We see protein-protein interactions directly. Our technology makes it possible to scan all the signal pathways that cancer cell uses.


Our technology lies in the convergence of physics, biology, and electronics. We use the recently developed single-molecule pull-down and co-immunoprecipitation(co-IP) methods to capture the interaction of target protein and probe protein within the excitation volume (protein-protein interactions, “PPI”). We found that PPI metrics of the HER-family receptors are tightly correlated with the drug responses of cancers and ascertained the exceptional predictive power of PPI count for a HER-family receptor-targeted therapy responses.

“Measuring KRAS PPI profiles in combination with EGFR and other growth factors from tumor tissues could be used as a powerful predictive biomarker for the determination of better treatment options.”


“The use of single-molecule PPIs for multiple growth-factor receptors and signaling proteins from individual cancers can also provide strong functional proteomics data to complement next generation sequencing of tumor cells. The combination of these technologies could be instrumental in building more genomics-based and proteomics-based profiles for individual cancer patients, allowing for the application of more specific treatment options: the genomics data would provide information on the mutational status of genes, and the proteomics data would predict which proteins are in an active state and are potentially responsive to different inhibitors.”

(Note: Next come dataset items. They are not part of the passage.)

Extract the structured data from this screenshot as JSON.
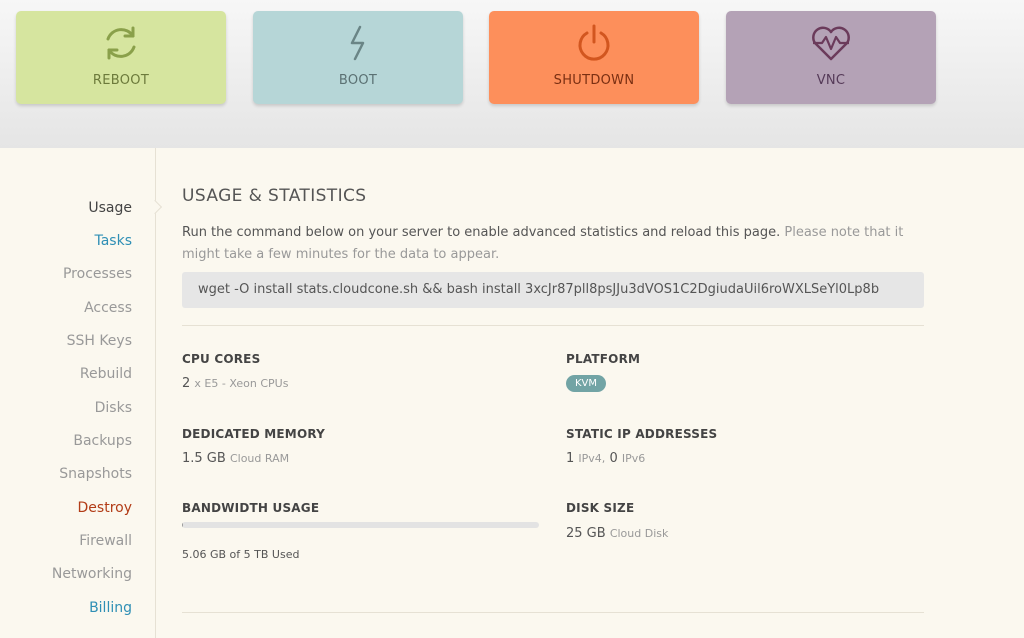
{
  "actions": {
    "reboot": "REBOOT",
    "boot": "BOOT",
    "shutdown": "SHUTDOWN",
    "vnc": "VNC"
  },
  "sidebar": {
    "items": [
      "Usage",
      "Tasks",
      "Processes",
      "Access",
      "SSH Keys",
      "Rebuild",
      "Disks",
      "Backups",
      "Snapshots",
      "Destroy",
      "Firewall",
      "Networking",
      "Billing"
    ]
  },
  "main": {
    "title": "USAGE & STATISTICS",
    "intro": "Run the command below on your server to enable advanced statistics and reload this page.",
    "intro_note": "Please note that it might take a few minutes for the data to appear.",
    "command": "wget -O install stats.cloudcone.sh && bash install 3xcJr87pll8psJJu3dVOS1C2DgiudaUil6roWXLSeYl0Lp8b"
  },
  "stats": {
    "cpu": {
      "label": "CPU CORES",
      "value": "2",
      "unit": "x E5 - Xeon CPUs"
    },
    "platform": {
      "label": "PLATFORM",
      "badge": "KVM"
    },
    "memory": {
      "label": "DEDICATED MEMORY",
      "value": "1.5 GB",
      "unit": "Cloud RAM"
    },
    "ip": {
      "label": "STATIC IP ADDRESSES",
      "v4": "1",
      "v4_unit": "IPv4,",
      "v6": "0",
      "v6_unit": "IPv6"
    },
    "bandwidth": {
      "label": "BANDWIDTH USAGE",
      "used": "5.06 GB of 5 TB Used",
      "percent": 0.1
    },
    "disk": {
      "label": "DISK SIZE",
      "value": "25 GB",
      "unit": "Cloud Disk"
    }
  },
  "colors": {
    "reboot": "#d6e59f",
    "boot": "#b6d6d7",
    "shutdown": "#fd8f5b",
    "vnc": "#b4a2b6",
    "link_blue": "#2f8fb5",
    "danger_red": "#b23c17",
    "badge": "#72a4a5"
  }
}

“The method, (…) may help guide therapeutic decision-making for the treatment of cancers with no actionable genomic mutations.”


“It provides a bridge between functional proteomics and PPI profiling in cancer cells and tumor tissues, thus presenting an opportunity to improve clinical decision-making for scientists and clinicians in the context of personalized medicine.”

*From Saraon, Punit. et al. Nat. Biomed. Eng.